Researchers have found mice that binge drink when given free access to alcohol have a previously unidentified brain circuit that is out of whack.

The wiring error may mean the rodents don’t experience the negative outcomes of drinking, such as bad feelings and pain hypersensitivity, which pushes them to over imbibe.

The finding, published in the journal Science, could fuel new research to hunt down a similar circuit in people with alcohol use disorders.

The researchers, led by neurobiologist Kay Tye from the Salk Institute for Biological Studies, US, point to the puzzling statistic that while 80% of people will try alcohol, less than 30% go on to become compulsive drinkers.

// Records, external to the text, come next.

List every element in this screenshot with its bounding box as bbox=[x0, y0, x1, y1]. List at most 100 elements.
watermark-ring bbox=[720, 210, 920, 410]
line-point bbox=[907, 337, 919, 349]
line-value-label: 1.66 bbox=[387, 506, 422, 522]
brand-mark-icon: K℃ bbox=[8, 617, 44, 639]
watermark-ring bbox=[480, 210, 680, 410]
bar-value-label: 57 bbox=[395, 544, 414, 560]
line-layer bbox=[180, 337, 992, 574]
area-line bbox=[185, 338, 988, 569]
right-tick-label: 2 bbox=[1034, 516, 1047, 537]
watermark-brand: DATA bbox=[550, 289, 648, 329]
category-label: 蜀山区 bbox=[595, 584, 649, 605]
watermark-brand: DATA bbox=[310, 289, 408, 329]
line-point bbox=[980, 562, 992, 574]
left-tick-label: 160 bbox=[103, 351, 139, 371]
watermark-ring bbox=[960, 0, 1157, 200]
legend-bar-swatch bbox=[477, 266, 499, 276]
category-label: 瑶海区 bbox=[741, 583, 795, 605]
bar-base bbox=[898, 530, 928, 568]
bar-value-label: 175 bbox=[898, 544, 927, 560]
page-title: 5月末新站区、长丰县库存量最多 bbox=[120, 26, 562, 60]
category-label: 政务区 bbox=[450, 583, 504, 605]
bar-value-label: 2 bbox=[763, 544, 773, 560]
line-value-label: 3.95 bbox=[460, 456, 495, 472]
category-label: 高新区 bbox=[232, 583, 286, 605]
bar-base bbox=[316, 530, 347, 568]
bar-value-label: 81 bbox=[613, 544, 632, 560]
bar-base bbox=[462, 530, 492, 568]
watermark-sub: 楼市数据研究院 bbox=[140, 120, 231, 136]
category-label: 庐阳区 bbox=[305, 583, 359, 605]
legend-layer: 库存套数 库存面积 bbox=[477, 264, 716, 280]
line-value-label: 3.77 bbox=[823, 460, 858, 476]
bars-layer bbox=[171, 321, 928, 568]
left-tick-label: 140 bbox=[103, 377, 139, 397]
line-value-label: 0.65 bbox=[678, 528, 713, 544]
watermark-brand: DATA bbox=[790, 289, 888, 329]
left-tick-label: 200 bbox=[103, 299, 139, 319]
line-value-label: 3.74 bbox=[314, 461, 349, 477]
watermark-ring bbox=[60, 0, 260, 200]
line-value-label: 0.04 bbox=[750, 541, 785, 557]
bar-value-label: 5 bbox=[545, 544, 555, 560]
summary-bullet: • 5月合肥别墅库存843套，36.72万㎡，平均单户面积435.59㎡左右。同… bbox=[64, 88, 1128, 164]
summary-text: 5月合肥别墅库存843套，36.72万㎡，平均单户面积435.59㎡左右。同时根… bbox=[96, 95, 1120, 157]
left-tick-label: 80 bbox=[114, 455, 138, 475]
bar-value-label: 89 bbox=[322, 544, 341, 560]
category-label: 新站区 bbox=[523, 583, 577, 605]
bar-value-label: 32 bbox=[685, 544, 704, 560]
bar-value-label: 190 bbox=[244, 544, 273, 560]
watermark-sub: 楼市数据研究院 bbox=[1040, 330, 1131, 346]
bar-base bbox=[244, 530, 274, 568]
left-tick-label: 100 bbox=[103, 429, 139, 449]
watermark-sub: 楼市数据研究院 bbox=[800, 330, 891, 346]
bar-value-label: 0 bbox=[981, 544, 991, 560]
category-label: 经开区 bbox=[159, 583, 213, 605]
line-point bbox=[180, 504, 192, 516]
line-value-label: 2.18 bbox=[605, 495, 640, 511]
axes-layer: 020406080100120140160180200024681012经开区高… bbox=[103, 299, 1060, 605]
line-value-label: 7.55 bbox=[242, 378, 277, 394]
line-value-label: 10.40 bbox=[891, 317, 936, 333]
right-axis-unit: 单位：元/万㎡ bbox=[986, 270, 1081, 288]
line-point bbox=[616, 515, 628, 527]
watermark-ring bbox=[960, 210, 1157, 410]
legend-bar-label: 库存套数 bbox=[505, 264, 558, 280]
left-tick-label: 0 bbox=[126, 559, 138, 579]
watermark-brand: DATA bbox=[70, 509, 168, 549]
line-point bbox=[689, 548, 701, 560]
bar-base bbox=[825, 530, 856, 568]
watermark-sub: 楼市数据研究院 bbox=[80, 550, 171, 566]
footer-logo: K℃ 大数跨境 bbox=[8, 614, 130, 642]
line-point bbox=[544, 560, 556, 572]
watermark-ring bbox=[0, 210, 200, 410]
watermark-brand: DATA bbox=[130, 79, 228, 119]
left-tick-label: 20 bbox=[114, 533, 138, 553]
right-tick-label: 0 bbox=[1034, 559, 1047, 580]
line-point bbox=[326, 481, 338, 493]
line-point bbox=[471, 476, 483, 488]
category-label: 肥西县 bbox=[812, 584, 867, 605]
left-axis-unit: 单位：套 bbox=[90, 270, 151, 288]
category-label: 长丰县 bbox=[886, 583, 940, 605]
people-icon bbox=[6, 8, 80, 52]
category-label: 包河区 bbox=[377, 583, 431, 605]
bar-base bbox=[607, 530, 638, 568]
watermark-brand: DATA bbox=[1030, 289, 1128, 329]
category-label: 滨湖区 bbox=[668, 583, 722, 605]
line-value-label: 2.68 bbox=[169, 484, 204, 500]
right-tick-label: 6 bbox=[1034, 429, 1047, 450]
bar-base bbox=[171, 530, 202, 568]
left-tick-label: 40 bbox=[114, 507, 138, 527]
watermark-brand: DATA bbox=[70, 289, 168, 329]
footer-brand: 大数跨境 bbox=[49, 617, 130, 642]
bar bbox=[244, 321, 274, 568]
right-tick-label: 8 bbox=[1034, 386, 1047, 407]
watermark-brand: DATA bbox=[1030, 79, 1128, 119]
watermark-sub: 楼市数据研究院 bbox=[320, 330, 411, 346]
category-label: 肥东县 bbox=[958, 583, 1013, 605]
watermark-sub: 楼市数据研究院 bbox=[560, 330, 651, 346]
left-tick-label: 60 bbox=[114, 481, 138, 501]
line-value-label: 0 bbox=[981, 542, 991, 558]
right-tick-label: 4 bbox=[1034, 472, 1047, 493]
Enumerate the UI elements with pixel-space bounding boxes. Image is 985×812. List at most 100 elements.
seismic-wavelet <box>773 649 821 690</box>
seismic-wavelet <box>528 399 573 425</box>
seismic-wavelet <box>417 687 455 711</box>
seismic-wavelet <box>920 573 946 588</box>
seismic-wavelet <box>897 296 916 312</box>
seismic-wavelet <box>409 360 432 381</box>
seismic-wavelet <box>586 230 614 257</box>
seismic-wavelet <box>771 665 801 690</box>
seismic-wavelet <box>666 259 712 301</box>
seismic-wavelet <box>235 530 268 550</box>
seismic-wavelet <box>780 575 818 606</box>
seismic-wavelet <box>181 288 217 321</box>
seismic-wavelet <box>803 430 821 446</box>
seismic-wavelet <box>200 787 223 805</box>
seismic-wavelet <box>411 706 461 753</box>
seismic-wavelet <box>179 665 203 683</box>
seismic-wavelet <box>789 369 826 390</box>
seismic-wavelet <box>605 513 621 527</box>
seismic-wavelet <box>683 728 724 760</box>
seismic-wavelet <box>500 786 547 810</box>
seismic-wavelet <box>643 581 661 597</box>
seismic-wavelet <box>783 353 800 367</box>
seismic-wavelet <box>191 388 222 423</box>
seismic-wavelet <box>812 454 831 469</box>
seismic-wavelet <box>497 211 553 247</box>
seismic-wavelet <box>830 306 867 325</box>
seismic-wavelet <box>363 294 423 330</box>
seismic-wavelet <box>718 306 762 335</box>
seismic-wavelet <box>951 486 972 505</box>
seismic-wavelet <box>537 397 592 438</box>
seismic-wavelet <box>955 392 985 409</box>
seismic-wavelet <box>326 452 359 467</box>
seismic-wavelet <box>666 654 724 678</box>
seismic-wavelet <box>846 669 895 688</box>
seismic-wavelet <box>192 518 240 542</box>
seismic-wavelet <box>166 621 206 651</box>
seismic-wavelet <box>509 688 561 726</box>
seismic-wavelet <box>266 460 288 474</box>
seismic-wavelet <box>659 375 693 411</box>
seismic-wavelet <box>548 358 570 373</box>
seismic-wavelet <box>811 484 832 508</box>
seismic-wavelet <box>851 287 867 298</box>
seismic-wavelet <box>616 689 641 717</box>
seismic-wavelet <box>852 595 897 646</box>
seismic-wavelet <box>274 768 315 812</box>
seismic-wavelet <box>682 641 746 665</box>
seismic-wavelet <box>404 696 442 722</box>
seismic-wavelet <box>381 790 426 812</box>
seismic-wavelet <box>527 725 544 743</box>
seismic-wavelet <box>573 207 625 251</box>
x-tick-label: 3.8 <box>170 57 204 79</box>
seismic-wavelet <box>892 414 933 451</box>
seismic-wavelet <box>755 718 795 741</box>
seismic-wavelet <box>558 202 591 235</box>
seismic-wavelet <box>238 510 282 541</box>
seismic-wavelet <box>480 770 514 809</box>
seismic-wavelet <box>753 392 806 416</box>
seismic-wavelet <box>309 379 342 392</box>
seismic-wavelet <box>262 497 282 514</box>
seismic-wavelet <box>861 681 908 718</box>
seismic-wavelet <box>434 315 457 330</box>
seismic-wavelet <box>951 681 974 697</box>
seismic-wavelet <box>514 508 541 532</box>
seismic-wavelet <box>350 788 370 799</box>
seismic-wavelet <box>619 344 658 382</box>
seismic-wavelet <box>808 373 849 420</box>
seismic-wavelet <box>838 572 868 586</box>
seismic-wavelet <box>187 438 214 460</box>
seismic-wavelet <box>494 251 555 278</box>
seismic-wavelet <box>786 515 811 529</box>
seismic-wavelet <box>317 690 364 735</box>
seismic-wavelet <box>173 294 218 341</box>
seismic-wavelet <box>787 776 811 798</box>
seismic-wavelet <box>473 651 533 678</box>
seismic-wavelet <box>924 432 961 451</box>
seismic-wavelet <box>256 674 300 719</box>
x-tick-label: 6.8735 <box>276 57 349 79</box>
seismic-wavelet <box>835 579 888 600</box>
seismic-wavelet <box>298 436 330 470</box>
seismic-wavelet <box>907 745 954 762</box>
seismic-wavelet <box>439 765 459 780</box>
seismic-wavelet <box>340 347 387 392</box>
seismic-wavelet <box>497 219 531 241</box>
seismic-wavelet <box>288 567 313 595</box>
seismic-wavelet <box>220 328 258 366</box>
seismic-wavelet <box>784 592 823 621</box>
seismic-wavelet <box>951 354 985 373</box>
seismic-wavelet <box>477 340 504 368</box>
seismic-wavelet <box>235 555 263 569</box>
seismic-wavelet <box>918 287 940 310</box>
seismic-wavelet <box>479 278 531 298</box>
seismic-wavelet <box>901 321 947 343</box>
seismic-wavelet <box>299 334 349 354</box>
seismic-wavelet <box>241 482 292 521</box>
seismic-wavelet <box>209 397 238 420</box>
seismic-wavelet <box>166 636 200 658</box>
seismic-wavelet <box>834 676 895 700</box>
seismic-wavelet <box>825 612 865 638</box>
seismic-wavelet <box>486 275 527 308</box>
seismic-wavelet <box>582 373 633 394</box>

“So many people are exposed to alcohol at some point in their lives, but why is it that some people can drink casually, just for fun, and other people develop alcohol use disorders?” asks Tye.

Excess alcohol is a factor in more than 200 diseases, yet only half of heavy drinkers in the US can cut down or quit, despite the heavy toll. Tye’s group set up a meticulous experiment in mice to find out why.

First they gauged the natural propensity to binge drink. The mice were given access to plain alcohol laced with increasing amounts of quinine, a bark derivative that gives tonic water its bitter taste.

The quinine top-up called last drinks for some of the mice. But one group remained unfazed – they not only drank more straight booze, they simply carried on guzzling as the drink got tainted with tonic.

The binge-like behaviour roused the researchers’ suspicion that something might be amiss in a brain bit called the periaequeductal grey (PAG). It’s a ring of tissue in the midbrain that modifies behaviour by punishing it with, among others, negative feelings.

The team also knew changes in the medial prefrontal cortex (mPFC) – which deals with judgment, decision making and keeping a lid on impulses – are linked to compulsive drinking.

Could something be up with the crosstalk between those two zones, they wondered?